Parkinson’s disease (PD) is a neurological disorder of the central nervous system that affects the parts of the body controlled by the nerves and typically appears after the age of 60. In specific, brain cells that produce the neurotransmitter called dopamine, which is responsible for sending messages to the body about movement, decay and die. This leads to a variety of movement problems that can include tremors, lack of facial expression, difficulty balancing, and muscle stiffness.

In addition, Parkinson’s disease can develop into Parkinson’s dementia (PDD), which affects cognitive functions, such as the ability to remember things, make good decisions, and pay attention. People with PD and PDD often seek treatment in the form of prescribed medication in order to relieve symptoms, often with severe side effects such as dizziness, drowsiness, blurred vision, nausea, diarrhea, vomiting, dry mouth, loss of appetite, heartburn, and more. In response, multiple studies demonstrate the therapeutic effects of CBD in people with Parkinson’s disease.

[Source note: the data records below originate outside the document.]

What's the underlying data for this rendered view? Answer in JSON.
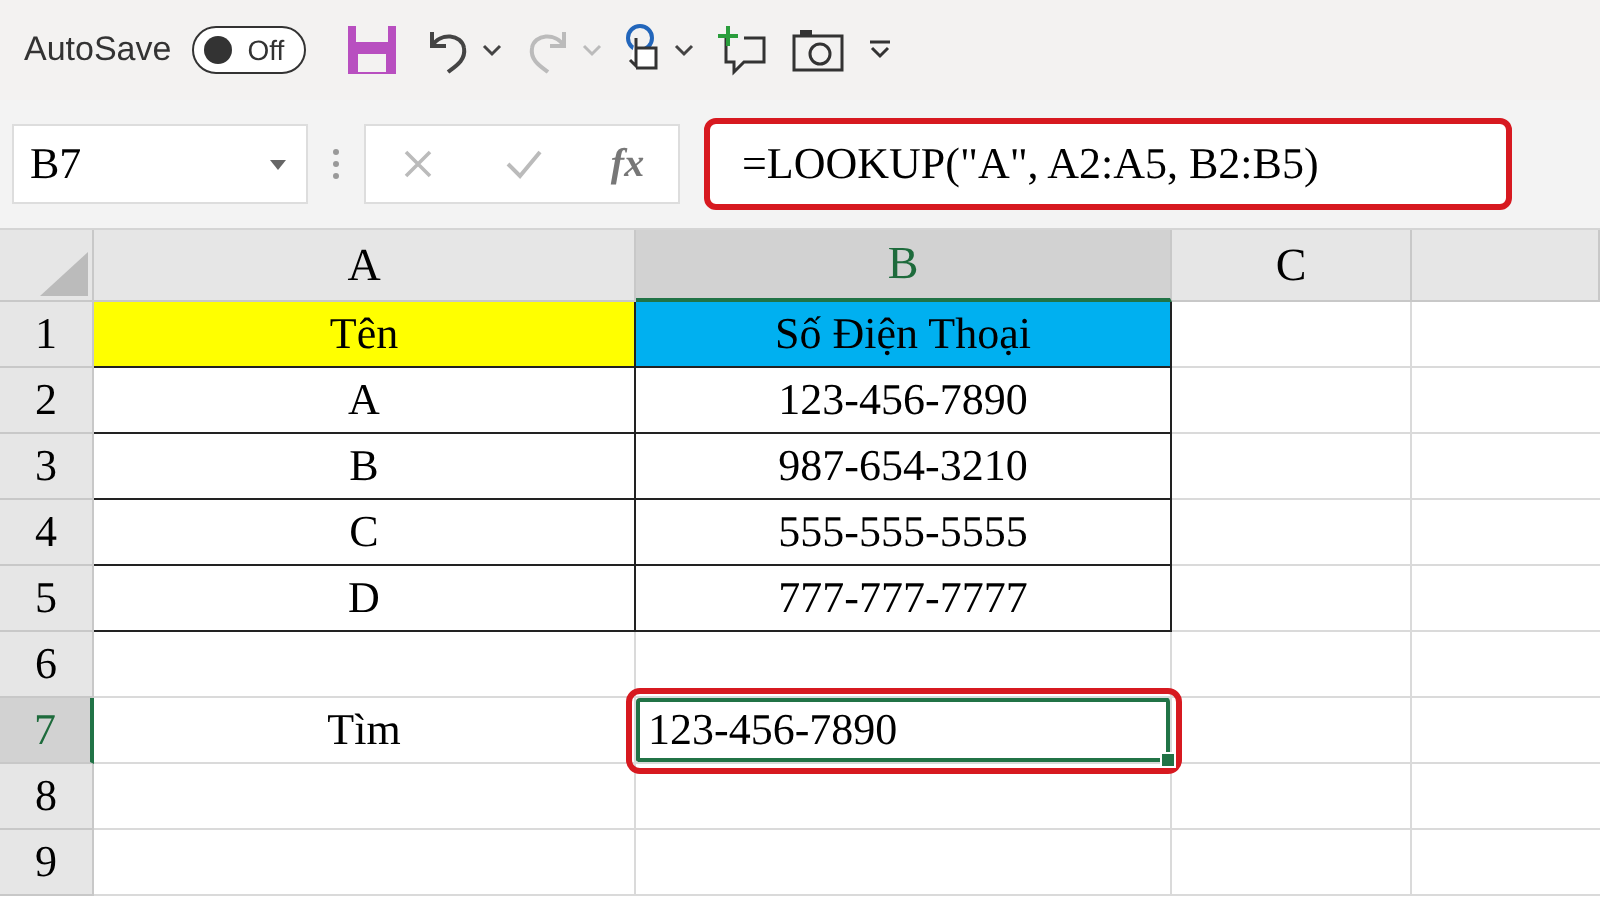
{
  "quick_access": {
    "autosave_label": "AutoSave",
    "autosave_on": false,
    "autosave_state": "Off"
  },
  "formula_bar": {
    "name_box": "B7",
    "fx": "fx",
    "formula": "=LOOKUP(\"A\", A2:A5, B2:B5)",
    "highlighted": true
  },
  "columns": [
    {
      "label": "A",
      "selected": false
    },
    {
      "label": "B",
      "selected": true
    },
    {
      "label": "C",
      "selected": false
    }
  ],
  "rows": [
    {
      "label": "1",
      "selected": false,
      "cells": [
        {
          "text": "Tên",
          "color": "#ffff00",
          "bordered": true
        },
        {
          "text": "Số Điện Thoại",
          "color": "#00b0f0",
          "bordered": true
        }
      ]
    },
    {
      "label": "2",
      "selected": false,
      "cells": [
        {
          "text": "A",
          "bordered": true
        },
        {
          "text": "123-456-7890",
          "bordered": true
        }
      ]
    },
    {
      "label": "3",
      "selected": false,
      "cells": [
        {
          "text": "B",
          "bordered": true
        },
        {
          "text": "987-654-3210",
          "bordered": true
        }
      ]
    },
    {
      "label": "4",
      "selected": false,
      "cells": [
        {
          "text": "C",
          "bordered": true
        },
        {
          "text": "555-555-5555",
          "bordered": true
        }
      ]
    },
    {
      "label": "5",
      "selected": false,
      "cells": [
        {
          "text": "D",
          "bordered": true
        },
        {
          "text": "777-777-7777",
          "bordered": true
        }
      ]
    },
    {
      "label": "6",
      "selected": false,
      "cells": []
    },
    {
      "label": "7",
      "selected": true,
      "cells": [
        {
          "text": "Tìm",
          "bordered": false
        },
        {
          "text": "123-456-7890",
          "bordered": false,
          "kind": "result",
          "selected": true,
          "highlighted": true
        }
      ]
    },
    {
      "label": "8",
      "selected": false,
      "cells": []
    },
    {
      "label": "9",
      "selected": false,
      "cells": []
    }
  ]
}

As PD affects the brain’s ability to produce dopamine, it was a breakthrough when researchers from the University of Louisville, Kentucky, discovered that CBD acts as an “inverse agonist” on CPR6 receptors located primarily in the basal ganglia region of the brain. This region connects to the cerebral cortex and brainstem and drives body functions such as movement, learning and emotion. So, their discovery implied that CBD could respond within the receptors and have therapeutic effects against the symptoms of Parkinson’s disease.

Cannabinoid receptors function throughout our body as part of the endocannabinoid system that regulates physiological functions including hunger, pain sensitivity, memory and mood. These natural receptors are affected in Parkinson’s patients. CBD has been proven to relieve tremors, psychosis and sleep problems. CBD can also reduce depression and anxiety and relieve pain. According to studies, CBD is effective in treating the psychosis that comes with PDD.